The crime-writing author of the Lloyd and Hill novels has been taught by the master of suspense himself.

Unfortunately Morse creator Colin Dexter's classes for the schoolgirl Jill McGown were in Latin!

"It wasn't until I had written my first novel and Colin had moved to Oxford, that I discovered my old Latin master from Corby Grammar School was a crime novelist," she recalls.

"I discovered that we shared the same publisher, Macmillan. We even began with the same editor, the late Lord Hardinge of Penshurst, the last of the gentleman publishers.

"Colin and I have been in touch since of course, and I've followed in his footsteps thus far. Let's hope it's a good omen for Lloyd & Hill!"

The creator of television's latest detective duo Lloyd and Hill admits she has only a hazy picture of what her characters look like.

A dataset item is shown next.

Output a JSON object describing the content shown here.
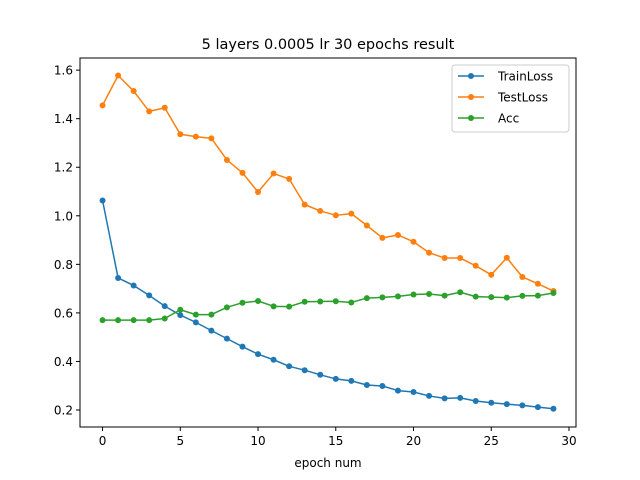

Jill admits she is more interested in the personalities of her police protagonists.

So it was with a sense of curiosity that she travelled to the set of LLOYD & HILL to watch filming and meet Michelle Collins and Philip Glenister.

"Obviously I knew what both actors looked like, so I was interested in seeing things like how Judy Hill was dressed. By coincidence she was wearing something similar to what I had on that day!"

Lloyd and Hill first saw the light of day in 1983 when they appeared in Jill's first novel A Perfect Match.

Before becoming a full-time novelist, Argyll-born Jill had started writing short stories while working for the British Steel Corporation in Corby, where she has lived since she was ten.

"I had a story accepted by Radio 2, which, when it was read by an actress, gained a whole new slant. I like having that done with my work so I will be really interested to see a Lloyd and Hill story on screen.

"Even though I have lived with Lloyd and Hill for 18 years, I don't feel proprietorial about them."

Jill attributes her interest in crime fiction partly to her mother - "a great crime novel reader" - and speaks of Agatha Christie as one of her favourite authors.

"Even the stories I wrote at night after my day job tended to have a twist ending."

But she saw the redundancy she took from BSC as an opportunity to improve her writing.

"I knew that, with the redundancy money, I could afford to write. I had written novels but they weren't finished because I knew they weren't right."

Currently Jill has 11 Lloyd and Hill novels to her credit, with the next one due for publication in the summer of 2002. And she still continues the practice of writing in the evenings - and during the night - that she began while holding down her BSC job.

Recalling her creation of the two police officers, Jill says that Lloyd was the first to appear.

"I wanted him to be a Celt, but I thought to have made him Scottish would have pigeon-holed him and at the time for political reasons, I didn't want to have him come from Northern Ireland. That's why he ended up being Welsh!"

"He's not bad-tempered but quick to fly off the handle, which Judy Hill, who's very self-contained, finds upsetting."

Jill points out that when they first appeared in A Perfect Match, the 30-year-old Lloyd was 10 years older than the probationer Hill.

"I joke now that they live on Stansfield time - the fictitious town where the books are set - which is different to a normal time-span. Over the 12 books, and 18 years, they've probably aged about 10 years."

What do her loyal readers tell her about their appreciation of the books?

"They like the relationship between Lloyd and Hill, saying that they're the kind of people who could live next door or you could invite round for dinner."